Lire, juillet 2011, par André Clavel
La réédition du chef-d’œuvre de Tanizaki, Éloge de l’ombre, à savourer dans toute sa subtilité.
Une littérature teintée de mélancolie et de délicatesse. Une prose enivrante, qui voltige comme des pétales de cerisier. Un cocktail de belles endormies, de soupirs métaphysiques et de paysages immaculés. Un auteur hanté par la beauté féminine, par la blancheur des corps mais aussi par la noirceur des pulsions qui les habitent. L’immense Junichirô Tanizaki (1886-1965) a déjà eu droit à la Pléiade – où culmine Le Goût des orties, titre qui résume toute son œuvre – et il nous revient avec un chef-d’œuvre, écrit en 1933 : Éloge de l’ombre, sorte de condensé de la culture japonaise. Une culture qui, aux yeux de Tanizaki, n’est pas celle de la clarté – trop éblouissante, donc trompeuse –, mais celle de l’ombre, du crépuscule, des lampes qui s’éteignent, de la légèreté impalpable. Avec des codes secrets que l’on ne peut déchiffrer qu’à travers la danse d’un roseau sous le souffle du vent, le frémissement du thé dans la porcelaine, le tremblement du pinceau qui trace un idéogramme, la courbe énigmatique d’une paupière ou la silhouette fantomatique d’un acteur du théâtre nô.

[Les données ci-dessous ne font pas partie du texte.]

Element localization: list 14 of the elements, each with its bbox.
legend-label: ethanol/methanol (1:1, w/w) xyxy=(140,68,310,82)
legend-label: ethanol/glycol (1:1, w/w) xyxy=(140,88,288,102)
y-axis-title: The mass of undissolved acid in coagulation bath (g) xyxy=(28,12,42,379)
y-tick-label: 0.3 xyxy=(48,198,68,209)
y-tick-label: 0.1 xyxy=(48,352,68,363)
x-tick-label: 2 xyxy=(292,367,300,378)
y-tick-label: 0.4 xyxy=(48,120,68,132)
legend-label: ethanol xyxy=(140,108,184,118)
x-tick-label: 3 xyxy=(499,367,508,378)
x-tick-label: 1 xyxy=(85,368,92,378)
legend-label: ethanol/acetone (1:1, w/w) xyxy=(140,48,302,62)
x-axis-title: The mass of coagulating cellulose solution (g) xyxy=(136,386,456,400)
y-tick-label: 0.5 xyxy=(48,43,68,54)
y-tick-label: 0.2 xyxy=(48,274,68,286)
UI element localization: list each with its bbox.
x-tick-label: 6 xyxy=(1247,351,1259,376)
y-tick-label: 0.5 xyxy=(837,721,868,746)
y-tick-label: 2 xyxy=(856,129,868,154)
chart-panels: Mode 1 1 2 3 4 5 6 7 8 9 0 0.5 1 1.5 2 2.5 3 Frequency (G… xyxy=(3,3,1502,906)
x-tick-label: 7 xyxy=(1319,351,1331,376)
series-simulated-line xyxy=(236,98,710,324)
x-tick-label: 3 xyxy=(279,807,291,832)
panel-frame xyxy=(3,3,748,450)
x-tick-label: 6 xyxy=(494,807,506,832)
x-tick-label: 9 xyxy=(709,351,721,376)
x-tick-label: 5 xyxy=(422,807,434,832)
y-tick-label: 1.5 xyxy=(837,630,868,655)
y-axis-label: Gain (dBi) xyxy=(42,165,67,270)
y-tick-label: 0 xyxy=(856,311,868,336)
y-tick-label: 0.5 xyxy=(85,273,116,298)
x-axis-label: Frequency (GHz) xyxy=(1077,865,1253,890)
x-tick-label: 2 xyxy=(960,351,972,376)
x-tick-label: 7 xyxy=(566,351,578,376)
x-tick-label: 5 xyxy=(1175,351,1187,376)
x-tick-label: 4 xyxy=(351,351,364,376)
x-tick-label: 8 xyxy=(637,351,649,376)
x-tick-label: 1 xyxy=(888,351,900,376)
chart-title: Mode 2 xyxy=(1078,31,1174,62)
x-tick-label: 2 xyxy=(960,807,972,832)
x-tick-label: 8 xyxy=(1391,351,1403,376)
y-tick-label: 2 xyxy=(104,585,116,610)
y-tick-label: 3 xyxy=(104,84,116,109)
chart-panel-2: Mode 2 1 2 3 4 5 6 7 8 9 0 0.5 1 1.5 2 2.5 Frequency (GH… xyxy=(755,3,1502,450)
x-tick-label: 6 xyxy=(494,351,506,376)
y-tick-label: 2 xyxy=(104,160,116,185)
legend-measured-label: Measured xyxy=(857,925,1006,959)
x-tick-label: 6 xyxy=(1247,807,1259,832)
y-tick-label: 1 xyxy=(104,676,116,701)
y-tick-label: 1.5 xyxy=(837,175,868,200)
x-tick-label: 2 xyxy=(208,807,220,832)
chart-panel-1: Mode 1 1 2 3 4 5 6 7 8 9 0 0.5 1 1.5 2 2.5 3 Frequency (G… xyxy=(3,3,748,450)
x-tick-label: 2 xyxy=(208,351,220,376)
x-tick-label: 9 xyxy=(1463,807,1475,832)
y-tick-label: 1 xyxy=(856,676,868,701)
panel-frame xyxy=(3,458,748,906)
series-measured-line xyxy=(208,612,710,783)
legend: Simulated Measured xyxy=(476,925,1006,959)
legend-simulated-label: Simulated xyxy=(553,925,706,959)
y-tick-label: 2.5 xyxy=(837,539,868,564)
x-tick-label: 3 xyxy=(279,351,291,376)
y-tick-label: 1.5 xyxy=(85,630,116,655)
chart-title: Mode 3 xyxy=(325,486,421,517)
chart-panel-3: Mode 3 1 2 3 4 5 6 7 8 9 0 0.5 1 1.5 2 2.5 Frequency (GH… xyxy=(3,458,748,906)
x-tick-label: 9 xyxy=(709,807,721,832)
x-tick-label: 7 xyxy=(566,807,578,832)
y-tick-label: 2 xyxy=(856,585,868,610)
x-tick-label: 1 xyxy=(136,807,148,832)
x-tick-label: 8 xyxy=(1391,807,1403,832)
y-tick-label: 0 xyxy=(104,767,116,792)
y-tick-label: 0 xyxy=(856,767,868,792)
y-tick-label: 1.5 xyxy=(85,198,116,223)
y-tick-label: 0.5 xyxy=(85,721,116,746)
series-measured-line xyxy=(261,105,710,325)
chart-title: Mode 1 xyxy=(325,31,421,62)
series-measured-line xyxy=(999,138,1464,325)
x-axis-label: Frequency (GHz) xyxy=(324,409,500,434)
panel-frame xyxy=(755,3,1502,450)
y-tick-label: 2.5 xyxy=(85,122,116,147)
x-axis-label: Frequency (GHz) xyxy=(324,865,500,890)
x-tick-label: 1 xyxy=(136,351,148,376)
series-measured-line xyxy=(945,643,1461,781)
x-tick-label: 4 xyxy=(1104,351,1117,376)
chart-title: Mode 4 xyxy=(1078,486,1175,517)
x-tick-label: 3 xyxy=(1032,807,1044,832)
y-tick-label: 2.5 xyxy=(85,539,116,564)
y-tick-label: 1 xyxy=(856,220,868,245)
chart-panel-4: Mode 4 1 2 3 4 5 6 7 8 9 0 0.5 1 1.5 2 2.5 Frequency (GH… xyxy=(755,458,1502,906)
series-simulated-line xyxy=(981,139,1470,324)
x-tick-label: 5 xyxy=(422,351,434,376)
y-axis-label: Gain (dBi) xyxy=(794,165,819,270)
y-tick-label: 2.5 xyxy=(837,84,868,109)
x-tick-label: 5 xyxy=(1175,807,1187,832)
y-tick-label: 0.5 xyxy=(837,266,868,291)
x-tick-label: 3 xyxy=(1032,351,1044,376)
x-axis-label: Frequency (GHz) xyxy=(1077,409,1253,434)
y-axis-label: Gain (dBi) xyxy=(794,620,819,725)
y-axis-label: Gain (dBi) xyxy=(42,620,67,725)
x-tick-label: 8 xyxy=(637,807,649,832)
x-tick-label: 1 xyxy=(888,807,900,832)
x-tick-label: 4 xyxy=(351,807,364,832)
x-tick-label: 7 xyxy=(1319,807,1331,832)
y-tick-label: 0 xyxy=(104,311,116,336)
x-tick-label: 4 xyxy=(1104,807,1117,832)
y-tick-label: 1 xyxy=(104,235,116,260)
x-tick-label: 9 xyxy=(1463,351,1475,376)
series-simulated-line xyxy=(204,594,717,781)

Et Tanizaki rappelle que les Japonais ont poussé la subtilité jusqu’à s’entourer – dans leur architecture mais également dans leurs décors familiers – d’objets « mats » qui semblent absorber constamment la lumière. Le papier, par exemple. Et bien sûr les laques, que seule la pénombre est capable de mettre en valeur. « Un laque décoré à la poudre d’or n’est pas fait pour être embrassé d’un seul coup d’œil dans un endroit illuminé, écrit Tanizaki, mais pour être deviné dans un lieu obscur, dans une lueur diffuse qui, par instants, en révèle l’un ou l’autre détail, de telle sorte qu’il suscite des résonances inexprimables. » Et, à travers ce culte de l’ombre, la civilisation japonaise a pu atteindre des sommets de raffinement que l’on retrouve aussi bien dans le galbe d’une pierre de jade, dans le silence d’un temple, dans la concentration lapidaire d’un haïku, dans la sobriété des gestes de politesse ou des techniques culinaires, tout en ellipses. Il faut savourer ce petit essai qui est tout à la fois un art de vivre, une sémiologie du quotidien, une invitation à philosopher, une réflexion sur la conception japonaise de la beauté. Et un éloge de la sagesse, dans cet « empire des signes » qui fascinait Roland Barthes.